Même si les luttes de gangs avec des armes semi automatiques sont réservées à quelques grandes villes, le problème du crack n’est pas exclusivement urbain. Une grande partie de l’argent qui sert à acheter de la drogue provient des banlieues. Les étudiants universitaires succombent au crack autant que les décrocheurs8. En fait, si vous croyez que le problème de la drogue est limité aux jeunes des centres urbains ou des minorités, vous vous trompez. Les études démontrent clairement que les jeunes de race blanche boivent davantage et font un usage plus grand des drogues que les jeunes de race noire ou d’origine hispanique.

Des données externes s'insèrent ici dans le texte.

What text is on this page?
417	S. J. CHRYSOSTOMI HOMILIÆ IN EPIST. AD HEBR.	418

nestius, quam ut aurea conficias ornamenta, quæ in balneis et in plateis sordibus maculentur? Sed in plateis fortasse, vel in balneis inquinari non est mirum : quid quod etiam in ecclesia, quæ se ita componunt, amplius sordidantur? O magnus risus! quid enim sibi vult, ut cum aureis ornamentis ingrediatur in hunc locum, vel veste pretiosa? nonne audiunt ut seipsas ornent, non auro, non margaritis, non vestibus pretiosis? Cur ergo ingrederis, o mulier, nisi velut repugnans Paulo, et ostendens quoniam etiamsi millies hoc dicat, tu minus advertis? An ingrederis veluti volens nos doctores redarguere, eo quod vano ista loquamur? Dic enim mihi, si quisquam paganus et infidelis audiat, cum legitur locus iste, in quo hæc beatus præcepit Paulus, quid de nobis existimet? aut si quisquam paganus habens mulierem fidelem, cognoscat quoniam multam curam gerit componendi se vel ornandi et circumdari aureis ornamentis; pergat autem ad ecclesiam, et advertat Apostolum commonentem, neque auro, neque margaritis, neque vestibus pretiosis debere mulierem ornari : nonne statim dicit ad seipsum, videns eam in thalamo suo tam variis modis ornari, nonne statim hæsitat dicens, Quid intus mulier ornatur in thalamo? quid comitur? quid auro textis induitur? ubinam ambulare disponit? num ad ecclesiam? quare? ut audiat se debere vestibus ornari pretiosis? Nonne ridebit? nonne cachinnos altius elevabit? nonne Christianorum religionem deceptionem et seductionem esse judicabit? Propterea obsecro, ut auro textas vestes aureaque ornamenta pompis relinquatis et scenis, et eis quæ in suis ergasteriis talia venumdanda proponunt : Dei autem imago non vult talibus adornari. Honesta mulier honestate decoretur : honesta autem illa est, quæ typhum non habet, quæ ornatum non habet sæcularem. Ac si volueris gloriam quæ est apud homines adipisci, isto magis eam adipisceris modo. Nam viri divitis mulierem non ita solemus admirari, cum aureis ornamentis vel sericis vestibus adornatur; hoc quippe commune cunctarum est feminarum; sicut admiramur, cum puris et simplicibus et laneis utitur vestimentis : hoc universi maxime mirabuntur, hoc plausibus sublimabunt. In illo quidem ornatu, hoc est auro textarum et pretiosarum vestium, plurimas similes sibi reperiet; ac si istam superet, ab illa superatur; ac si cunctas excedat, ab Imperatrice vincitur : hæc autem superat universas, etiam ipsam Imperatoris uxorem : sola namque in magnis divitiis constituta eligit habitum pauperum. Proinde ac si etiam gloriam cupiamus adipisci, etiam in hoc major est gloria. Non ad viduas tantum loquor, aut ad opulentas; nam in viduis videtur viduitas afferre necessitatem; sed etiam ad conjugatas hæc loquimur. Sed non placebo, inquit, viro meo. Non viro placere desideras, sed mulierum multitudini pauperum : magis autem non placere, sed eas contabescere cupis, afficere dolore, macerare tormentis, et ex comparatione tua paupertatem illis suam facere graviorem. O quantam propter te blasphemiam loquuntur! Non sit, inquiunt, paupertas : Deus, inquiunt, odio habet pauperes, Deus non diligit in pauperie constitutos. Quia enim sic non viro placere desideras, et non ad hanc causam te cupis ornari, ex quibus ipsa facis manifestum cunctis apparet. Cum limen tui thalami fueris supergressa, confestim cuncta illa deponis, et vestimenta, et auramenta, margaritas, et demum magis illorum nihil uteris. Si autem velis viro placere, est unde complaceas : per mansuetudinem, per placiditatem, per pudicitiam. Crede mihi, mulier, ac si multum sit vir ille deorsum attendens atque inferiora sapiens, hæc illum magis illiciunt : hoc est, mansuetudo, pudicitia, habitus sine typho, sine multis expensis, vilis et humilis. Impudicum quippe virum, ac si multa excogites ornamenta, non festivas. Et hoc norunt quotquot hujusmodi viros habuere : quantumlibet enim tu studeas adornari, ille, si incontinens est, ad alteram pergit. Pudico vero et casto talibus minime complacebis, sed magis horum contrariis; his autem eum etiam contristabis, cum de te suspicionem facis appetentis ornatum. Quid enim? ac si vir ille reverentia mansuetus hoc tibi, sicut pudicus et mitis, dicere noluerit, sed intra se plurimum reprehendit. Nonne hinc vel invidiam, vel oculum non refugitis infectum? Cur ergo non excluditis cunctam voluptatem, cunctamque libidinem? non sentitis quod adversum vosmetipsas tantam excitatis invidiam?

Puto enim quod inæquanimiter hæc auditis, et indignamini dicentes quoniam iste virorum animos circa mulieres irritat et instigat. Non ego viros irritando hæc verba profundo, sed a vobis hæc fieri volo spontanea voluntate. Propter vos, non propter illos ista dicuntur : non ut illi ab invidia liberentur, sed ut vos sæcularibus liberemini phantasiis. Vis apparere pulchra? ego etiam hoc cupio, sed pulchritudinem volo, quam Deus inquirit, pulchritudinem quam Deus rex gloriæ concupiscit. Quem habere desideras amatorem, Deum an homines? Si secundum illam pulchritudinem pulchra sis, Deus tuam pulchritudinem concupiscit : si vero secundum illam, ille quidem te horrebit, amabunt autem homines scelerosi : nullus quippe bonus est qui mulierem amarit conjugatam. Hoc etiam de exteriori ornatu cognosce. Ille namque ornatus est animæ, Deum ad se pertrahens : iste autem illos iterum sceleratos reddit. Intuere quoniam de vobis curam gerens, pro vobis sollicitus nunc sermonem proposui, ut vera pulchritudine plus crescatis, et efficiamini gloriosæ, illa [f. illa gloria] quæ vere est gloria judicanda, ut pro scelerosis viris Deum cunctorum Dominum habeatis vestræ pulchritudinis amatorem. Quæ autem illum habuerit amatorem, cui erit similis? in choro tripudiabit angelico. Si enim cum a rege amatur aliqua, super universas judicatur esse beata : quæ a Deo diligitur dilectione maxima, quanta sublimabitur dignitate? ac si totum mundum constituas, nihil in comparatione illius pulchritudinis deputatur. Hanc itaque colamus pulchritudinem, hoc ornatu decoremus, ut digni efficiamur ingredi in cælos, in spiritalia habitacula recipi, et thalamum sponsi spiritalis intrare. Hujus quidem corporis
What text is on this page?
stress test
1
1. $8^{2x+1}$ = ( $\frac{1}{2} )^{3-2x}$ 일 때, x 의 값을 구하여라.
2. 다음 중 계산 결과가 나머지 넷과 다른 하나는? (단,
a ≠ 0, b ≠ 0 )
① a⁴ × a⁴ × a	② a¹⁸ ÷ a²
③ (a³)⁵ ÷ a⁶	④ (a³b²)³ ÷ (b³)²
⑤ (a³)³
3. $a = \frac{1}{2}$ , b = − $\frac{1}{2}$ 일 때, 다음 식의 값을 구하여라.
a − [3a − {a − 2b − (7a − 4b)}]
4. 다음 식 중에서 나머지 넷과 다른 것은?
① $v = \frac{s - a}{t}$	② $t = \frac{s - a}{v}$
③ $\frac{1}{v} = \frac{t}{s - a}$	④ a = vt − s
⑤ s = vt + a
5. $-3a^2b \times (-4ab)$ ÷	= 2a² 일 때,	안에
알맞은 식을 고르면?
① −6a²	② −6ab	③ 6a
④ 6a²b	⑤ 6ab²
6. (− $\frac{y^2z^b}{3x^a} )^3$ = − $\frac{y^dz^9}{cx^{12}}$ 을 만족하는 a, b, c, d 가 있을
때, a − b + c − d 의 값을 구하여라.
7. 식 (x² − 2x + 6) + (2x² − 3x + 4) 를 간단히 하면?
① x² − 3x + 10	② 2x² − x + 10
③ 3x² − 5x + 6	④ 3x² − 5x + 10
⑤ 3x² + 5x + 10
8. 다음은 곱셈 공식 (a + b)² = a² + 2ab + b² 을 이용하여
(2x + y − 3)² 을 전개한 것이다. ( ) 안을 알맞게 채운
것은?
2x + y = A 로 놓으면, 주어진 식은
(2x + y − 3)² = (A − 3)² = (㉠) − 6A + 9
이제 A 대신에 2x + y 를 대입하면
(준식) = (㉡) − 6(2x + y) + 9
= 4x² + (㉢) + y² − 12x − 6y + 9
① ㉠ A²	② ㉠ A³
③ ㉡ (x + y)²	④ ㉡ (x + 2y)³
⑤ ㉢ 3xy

Chaque groupe ethnique consomme de la drogue, bien que ce soit en quantités largement variables. Une étude démontre que les filles d’origine asiatique boivent presque autant que les garçons d’origine asiatique, mais que, tandis que les filles ne deviennent presque jamais de gros buveurs, les garçons consomment la quantité renversante de cinq verres par jour. Presque le tiers des garçons amérindiens sont de gros buveurs, et en moyenne ils consomment de la drogue presque deux fois plus souvent que tout autre groupe. Les conséquences de l’usage de la drogue varient de façon spectaculaire. Les filles noires boivent presque aussi modérément que les filles asiatiques, mais se retrouvent avec quatre fois plus de problèmes reliés à l’alcool.
Une constante apparaît : les groupes qui consomment le plus d’alcool consomment également davantage des autres drogues.